Jules Richardson wrote:
jd wrote:
Jules Richardson wrote:
(Having said that, some ATM machines in the UK
ran OS/2 for years after
it was a dead OS elsewhere - [snipsnip] )
It's been used in some ATM's in the States, too. People have mentioned
getting to the desktop or a shell and manipulating ATM's from there,
somehow.
Weird. I've certainly seen at least one UK ATM fall over and break out
of its program (this was quite a few years ago) - but I'm amazed that
anyone would design an ATM in such a way that the keypad buttons were
directly readable by the native OS for just that reason.

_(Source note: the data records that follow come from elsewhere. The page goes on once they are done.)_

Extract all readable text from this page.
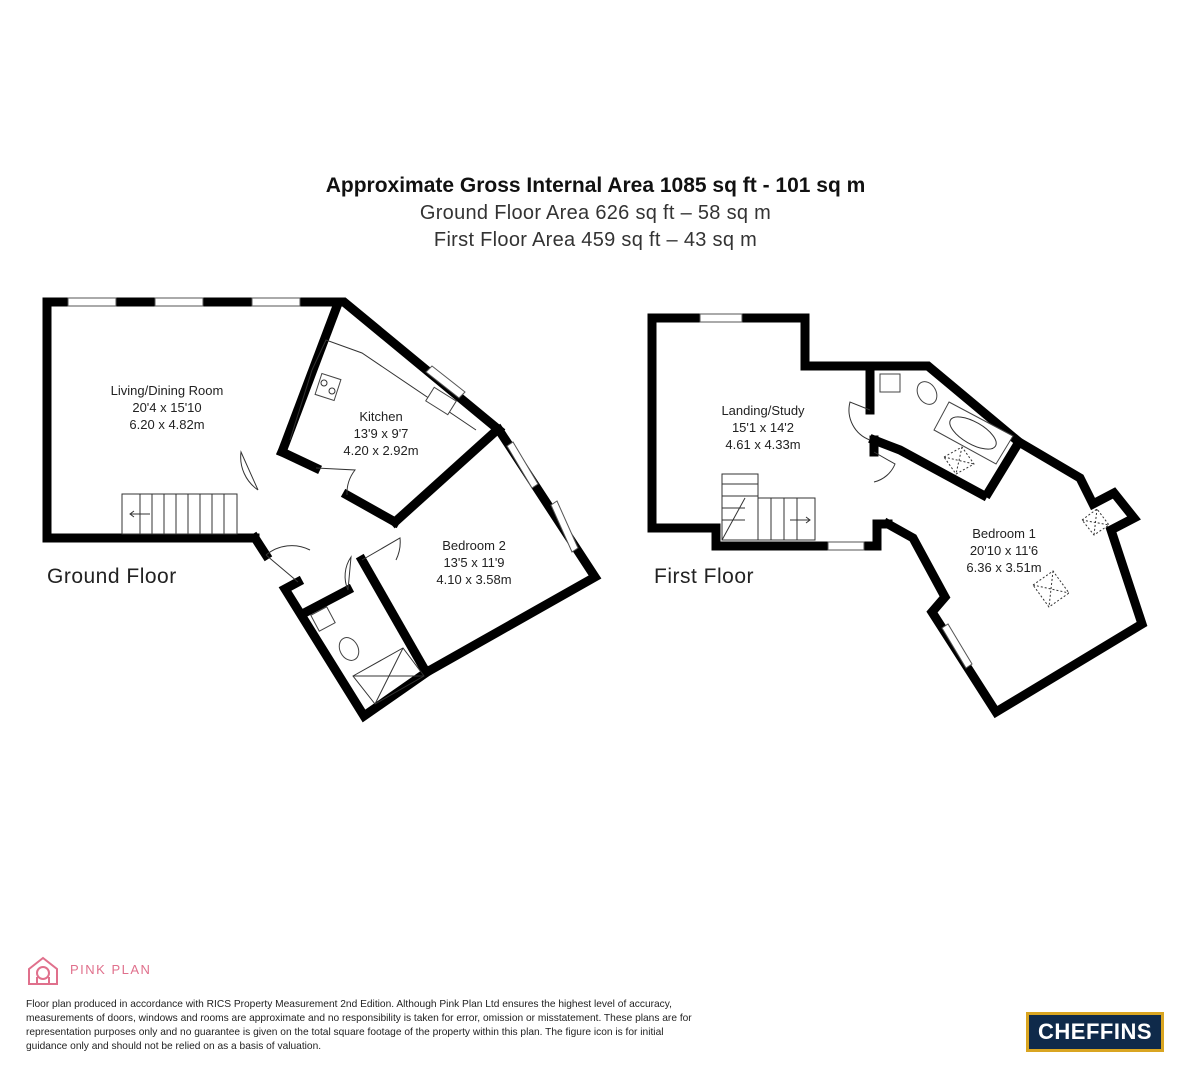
Approximate Gross Internal Area 1085 sq ft - 101 sq m
Ground Floor Area 626 sq ft – 58 sq m
First Floor Area 459 sq ft – 43 sq m
Living/Dining Room
20'4 x 15'10
6.20 x 4.82m
Kitchen
13'9 x 9'7
4.20 x 2.92m
Bedroom 2
13'5 x 11'9
4.10 x 3.58m
Landing/Study
15'1 x 14'2
4.61 x 4.33m
Bedroom 1
20'10 x 11'6
6.36 x 3.51m
Ground Floor	First Floor
PINK PLAN
Floor plan produced in accordance with RICS Property Measurement 2nd Edition. Although Pink Plan Ltd ensures the highest level of accuracy, measurements of doors, windows and rooms are approximate and no responsibility is taken for error, omission or misstatement. These plans are for representation purposes only and no guarantee is given on the total square footage of the property within this plan. The figure icon is for initial guidance only and should not be relied on as a basis of valuation.
CHEFFINS
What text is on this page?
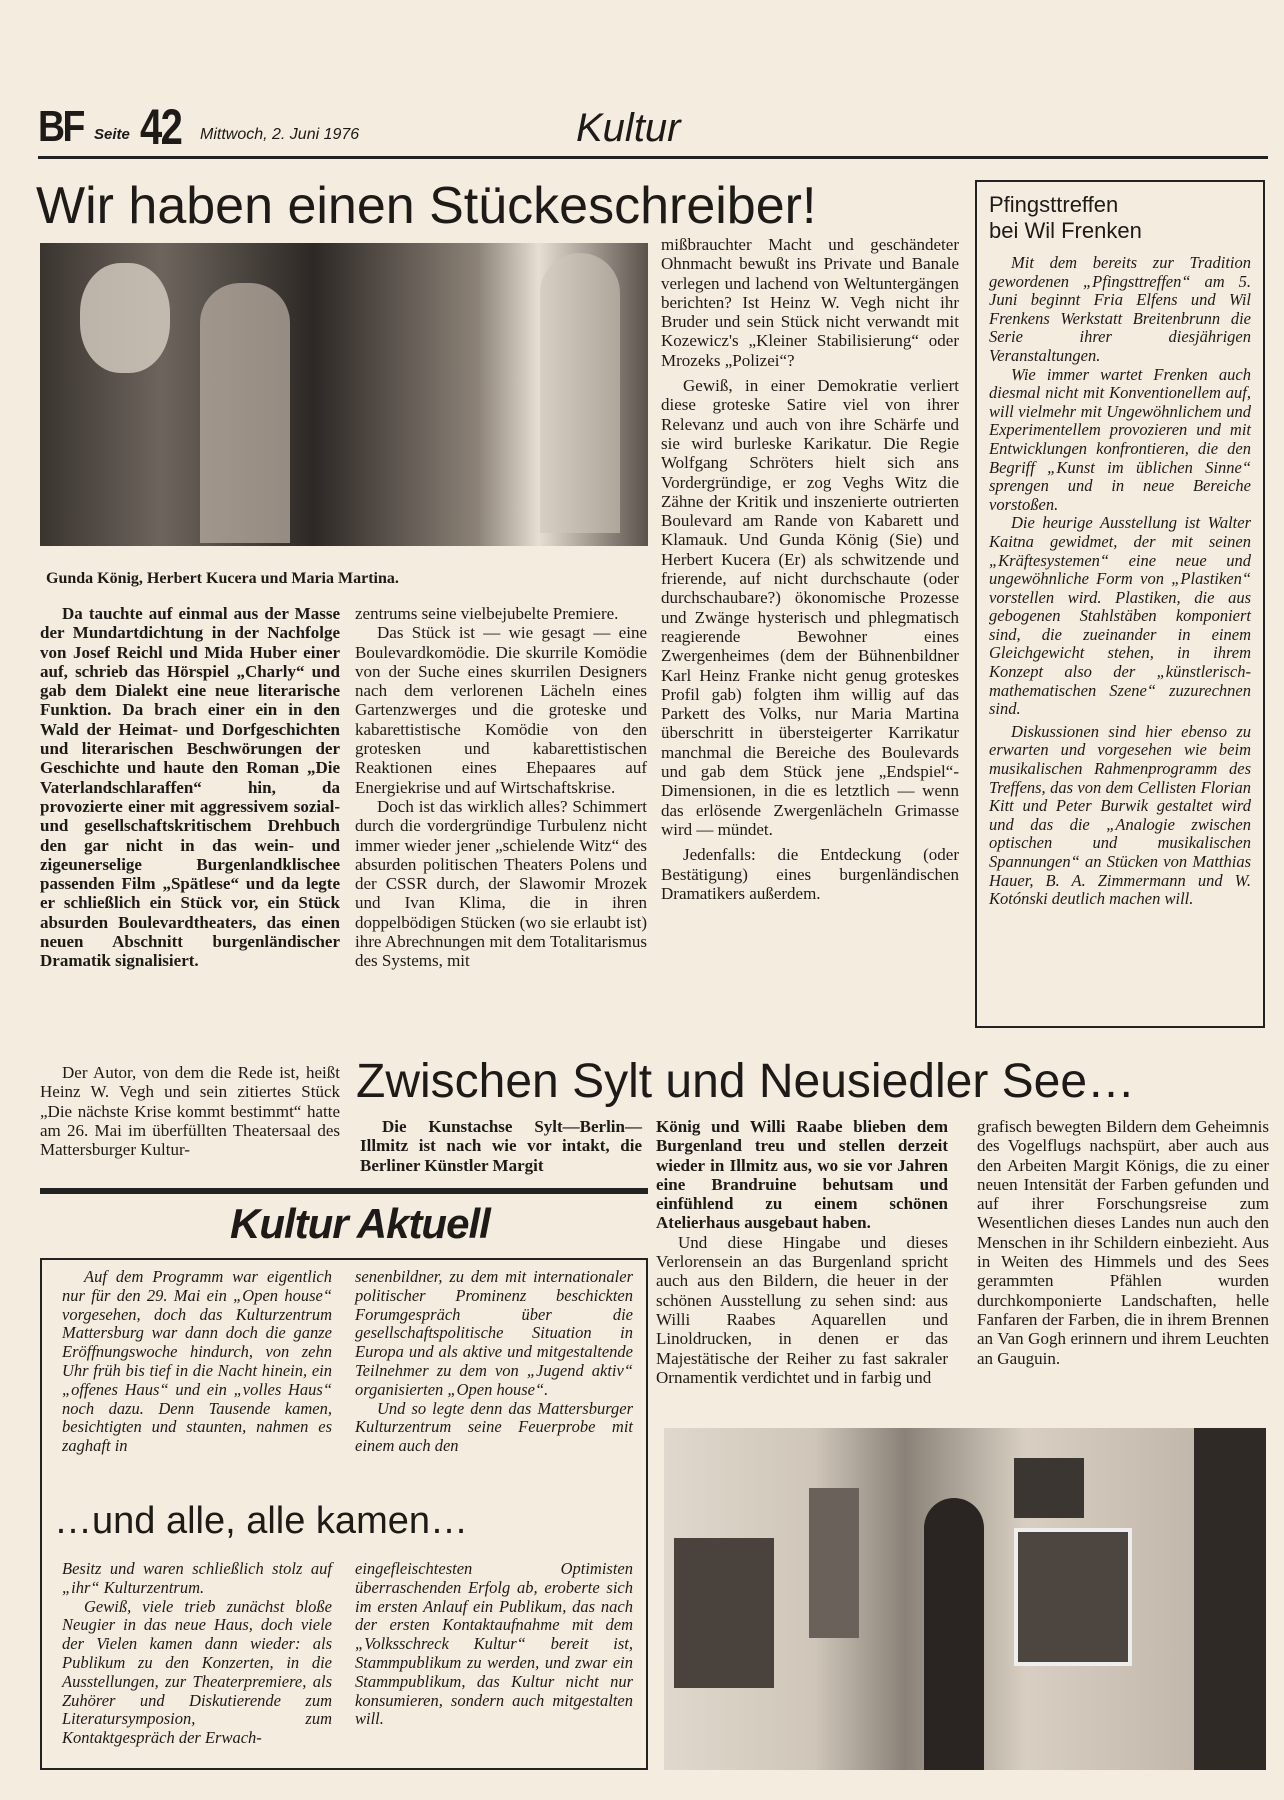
BF Seite 42 Mittwoch, 2. Juni 1976	Kultur
Wir haben einen Stückeschreiber!
Gunda König, Herbert Kucera und Maria Martina.

Da tauchte auf einmal aus der Masse der Mundartdichtung in der Nachfolge von Josef Reichl und Mida Huber einer auf, schrieb das Hörspiel „Charly“ und gab dem Dialekt eine neue literarische Funktion. Da brach einer ein in den Wald der Heimat- und Dorfgeschichten und literarischen Beschwörungen der Geschichte und haute den Roman „Die Vaterlandschlaraffen“ hin, da provozierte einer mit aggressivem sozial- und gesellschaftskritischem Drehbuch den gar nicht in das wein- und zigeunerselige Burgenlandklischee passenden Film „Spätlese“ und da legte er schließlich ein Stück vor, ein Stück absurden Boulevardtheaters, das einen neuen Abschnitt burgenländischer Dramatik signalisiert.

Der Autor, von dem die Rede ist, heißt Heinz W. Vegh und sein zitiertes Stück „Die nächste Krise kommt bestimmt“ hatte am 26. Mai im überfüllten Theatersaal des Mattersburger Kultur-

zentrums seine vielbejubelte Premiere.

Das Stück ist — wie gesagt — eine Boulevardkomödie. Die skurrile Komödie von der Suche eines skurrilen Designers nach dem verlorenen Lächeln eines Gartenzwerges und die groteske und kabarettistische Komödie von den grotesken und kabarettistischen Reaktionen eines Ehepaares auf Energiekrise und auf Wirtschaftskrise.

Doch ist das wirklich alles? Schimmert durch die vordergründige Turbulenz nicht immer wieder jener „schielende Witz“ des absurden politischen Theaters Polens und der CSSR durch, der Slawomir Mrozek und Ivan Klima, die in ihren doppelbödigen Stücken (wo sie erlaubt ist) ihre Abrechnungen mit dem Totalitarismus des Systems, mit

mißbrauchter Macht und geschändeter Ohnmacht bewußt ins Private und Banale verlegen und lachend von Weltuntergängen berichten? Ist Heinz W. Vegh nicht ihr Bruder und sein Stück nicht verwandt mit Kozewicz's „Kleiner Stabilisierung“ oder Mrozeks „Polizei“?

Gewiß, in einer Demokratie verliert diese groteske Satire viel von ihrer Relevanz und auch von ihre Schärfe und sie wird burleske Karikatur. Die Regie Wolfgang Schröters hielt sich ans Vordergründige, er zog Veghs Witz die Zähne der Kritik und inszenierte outrierten Boulevard am Rande von Kabarett und Klamauk. Und Gunda König (Sie) und Herbert Kucera (Er) als schwitzende und frierende, auf nicht durchschaute (oder durchschaubare?) ökonomische Prozesse und Zwänge hysterisch und phlegmatisch reagierende Bewohner eines Zwergenheimes (dem der Bühnenbildner Karl Heinz Franke nicht genug groteskes Profil gab) folgten ihm willig auf das Parkett des Volks, nur Maria Martina überschritt in übersteigerter Karrikatur manchmal die Bereiche des Boulevards und gab dem Stück jene „Endspiel“-Dimensionen, in die es letztlich — wenn das erlösende Zwergenlächeln Grimasse wird — mündet.

Jedenfalls: die Entdeckung (oder Bestätigung) eines burgenländischen Dramatikers außerdem.

Pfingsttreffen
bei Wil Frenken

Mit dem bereits zur Tradition gewordenen „Pfingsttreffen“ am 5. Juni beginnt Fria Elfens und Wil Frenkens Werkstatt Breitenbrunn die Serie ihrer diesjährigen Veranstaltungen.

Wie immer wartet Frenken auch diesmal nicht mit Konventionellem auf, will vielmehr mit Ungewöhnlichem und Experimentellem provozieren und mit Entwicklungen konfrontieren, die den Begriff „Kunst im üblichen Sinne“ sprengen und in neue Bereiche vorstoßen.

Die heurige Ausstellung ist Walter Kaitna gewidmet, der mit seinen „Kräftesystemen“ eine neue und ungewöhnliche Form von „Plastiken“ vorstellen wird. Plastiken, die aus gebogenen Stahlstäben komponiert sind, die zueinander in einem Gleichgewicht stehen, in ihrem Konzept also der „künstlerisch-mathematischen Szene“ zuzurechnen sind.

Diskussionen sind hier ebenso zu erwarten und vorgesehen wie beim musikalischen Rahmenprogramm des Treffens, das von dem Cellisten Florian Kitt und Peter Burwik gestaltet wird und das die „Analogie zwischen optischen und musikalischen Spannungen“ an Stücken von Matthias Hauer, B. A. Zimmermann und W. Kotónski deutlich machen will.

Zwischen Sylt und Neusiedler See…

Die Kunstachse Sylt—Berlin—Illmitz ist nach wie vor intakt, die Berliner Künstler Margit

König und Willi Raabe blieben dem Burgenland treu und stellen derzeit wieder in Illmitz aus, wo sie vor Jahren eine Brandruine behutsam und einfühlend zu einem schönen Atelierhaus ausgebaut haben.

Und diese Hingabe und dieses Verlorensein an das Burgenland spricht auch aus den Bildern, die heuer in der schönen Ausstellung zu sehen sind: aus Willi Raabes Aquarellen und Linoldrucken, in denen er das Majestätische der Reiher zu fast sakraler Ornamentik verdichtet und in farbig und

grafisch bewegten Bildern dem Geheimnis des Vogelflugs nachspürt, aber auch aus den Arbeiten Margit Königs, die zu einer neuen Intensität der Farben gefunden und auf ihrer Forschungsreise zum Wesentlichen dieses Landes nun auch den Menschen in ihr Schildern einbezieht. Aus in Weiten des Himmels und des Sees gerammten Pfählen wurden durchkomponierte Landschaften, helle Fanfaren der Farben, die in ihrem Brennen an Van Gogh erinnern und ihrem Leuchten an Gauguin.

Kultur Aktuell

Auf dem Programm war eigentlich nur für den 29. Mai ein „Open house“ vorgesehen, doch das Kulturzentrum Mattersburg war dann doch die ganze Eröffnungswoche hindurch, von zehn Uhr früh bis tief in die Nacht hinein, ein „offenes Haus“ und ein „volles Haus“ noch dazu. Denn Tausende kamen, besichtigten und staunten, nahmen es zaghaft in

senenbildner, zu dem mit internationaler politischer Prominenz beschickten Forumgespräch über die gesellschaftspolitische Situation in Europa und als aktive und mitgestaltende Teilnehmer zu dem von „Jugend aktiv“ organisierten „Open house“.

Und so legte denn das Mattersburger Kulturzentrum seine Feuerprobe mit einem auch den

…und alle, alle kamen…

Besitz und waren schließlich stolz auf „ihr“ Kulturzentrum.

Gewiß, viele trieb zunächst bloße Neugier in das neue Haus, doch viele der Vielen kamen dann wieder: als Publikum zu den Konzerten, in die Ausstellungen, zur Theaterpremiere, als Zuhörer und Diskutierende zum Literatursymposion, zum Kontaktgespräch der Erwach-

eingefleischtesten Optimisten überraschenden Erfolg ab, eroberte sich im ersten Anlauf ein Publikum, das nach der ersten Kontaktaufnahme mit dem „Volksschreck Kultur“ bereit ist, Stammpublikum zu werden, und zwar ein Stammpublikum, das Kultur nicht nur konsumieren, sondern auch mitgestalten will.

Considering how naive about physical and electronic security just
about everyone was then, I would not be at all surprised. This was at
about the time OS/2 first came out and found it's way into industrial
equipment, I think. The KISS mentality was still in full effect and
hardware design for ATM's still consisted of collecting off-the-shelf
components and tossing them together. An ATM would have just one
console and that would be the front monitor and keypad, often by
default, and the rear monitor and keypad or keyboard, if so equipped,
that would require using a hardware or software switch, like those old
Inmac KVM-without-the-M switch boxes. Of course, for convenience, it
was possible to do stuff from the front keypad, such as use a
maintenance menu. Eventually, when ATM design evolved, such convenient
features faded into oblivion.
Apparently there's nothing better on the
shelf.
I'd heard that too, but I don't know how much of it's folklore. I
suspect these days they all just run MS Windows, and any increase in
failure rate is seen to be cheaper to handle than trying to support a
'dead' OS.
If experience is any indication, I would say it's true. Windows is so
ubiquitous and people are so accustomed to it breaking that it doesn't
seem to matter anymore: They're inured to the pain. Or perhaps numb.
Some people would be helpless without the pain, I suppose, even if it
saved tons of money to cast the demon out. It's very costly in terms
of cost of ownership and lost product.
Word was that IBM was going to give or sell some customers what they
needed to maintain their copies of OS/2. Since some of their customers
have invested a lot in installing OS/2 in their
quarter-to-half-million-dollar-plus-plus-plus products, it does not
seem likely that they would care to abandon OS/2 for at least a while.
Especially not after they got things working so nicely. They would at
least want maintenance--bug fixes, etc. Haven't heard since whether
IBM actually did give the customers anything.